Bill,
I understand the point you are trying to make. However, your use of the word "greedy" is simply your opinion.
Are these people being foolish? Do they lack business sense? Absolutely. But your assertion that people should hold yard sales, etc, just to "practically giving it away just to receive a good feeling of seeing another person or family get something that makes the buyers' life better" is your opinion and I would argue that most people do not agree with this. It is still their stuff and what they choose to do with it is strictly their business.
No, that's not my sole point of view. Nobody I know sets up a garage sale to give it all away. An item here or there is sold at a lower price or put in a "free" box is the usual way, while the rest of the things are priced with common sense in mind.
As an after thought, let me share what happened at our garage sale, last June. It was near noon on the first day and things began to slow down. A fellow in his mid-forty's walked up to where my wife had a table of costume jewelry. He said he was looking for a necklace with a large cross, "a really big cross that will show up" while he pulled out his business card showing his name with large letters on the phase that followed:
"Elvis Impersonator"... Both my wife and I are retired from 30 years in public education, and we laughed
with this guy as he spoke of his "other job". My wife found a large cross on short chain as the fellow talked. He said he goes to garage sales in this area of the county while his wife is going through her weekly routine at the Kidney Dialysis Center. So, yes, you can bet that under the combinations of circumstances, he was given more attention, a good deal on a longer chain cross necklace, and we came away with some understanding of what "our stuff" meant in his world....
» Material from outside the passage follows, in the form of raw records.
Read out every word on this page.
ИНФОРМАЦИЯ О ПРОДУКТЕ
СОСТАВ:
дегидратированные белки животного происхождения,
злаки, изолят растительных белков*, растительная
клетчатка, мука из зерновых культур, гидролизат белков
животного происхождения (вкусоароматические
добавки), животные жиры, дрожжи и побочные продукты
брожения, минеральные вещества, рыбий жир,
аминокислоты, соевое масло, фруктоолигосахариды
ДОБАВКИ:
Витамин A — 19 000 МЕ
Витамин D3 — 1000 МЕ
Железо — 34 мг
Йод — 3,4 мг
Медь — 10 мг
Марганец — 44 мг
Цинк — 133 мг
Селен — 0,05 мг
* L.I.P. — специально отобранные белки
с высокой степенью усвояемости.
I'm talking about the upper income husband/wife that have a 3,000-5000 sq. ft. brick/stone house with a yard that "somebody else" keeps mown and trimmed, at least one or two foreign brand luxury cars, and most likely an upper level American made convertible or two-seater sports car blocking the driveway entrance, with a large inboard ski rig parked in the back, and an attitude that
"I don't want this stuff anymore, but I want almost all of what I paid for it." I don't think "business" savvy has much to do with it; they display an attitude of "Me and Mine" is all I care about. That's the self-centered and greedy attitude & behavior I'm talking about.
Those, thankfully few, yard and garage sales are the ones I look around at, politely say "Thank You", and swiftly walk away from....
le
aving them to their business and glad,
in my opinion, I'm not like them. I guess I'm a lot like the old saying by Will Rogers,
"I'd rather be the guy that bought the Brooklyn Bridge than the one that sold it."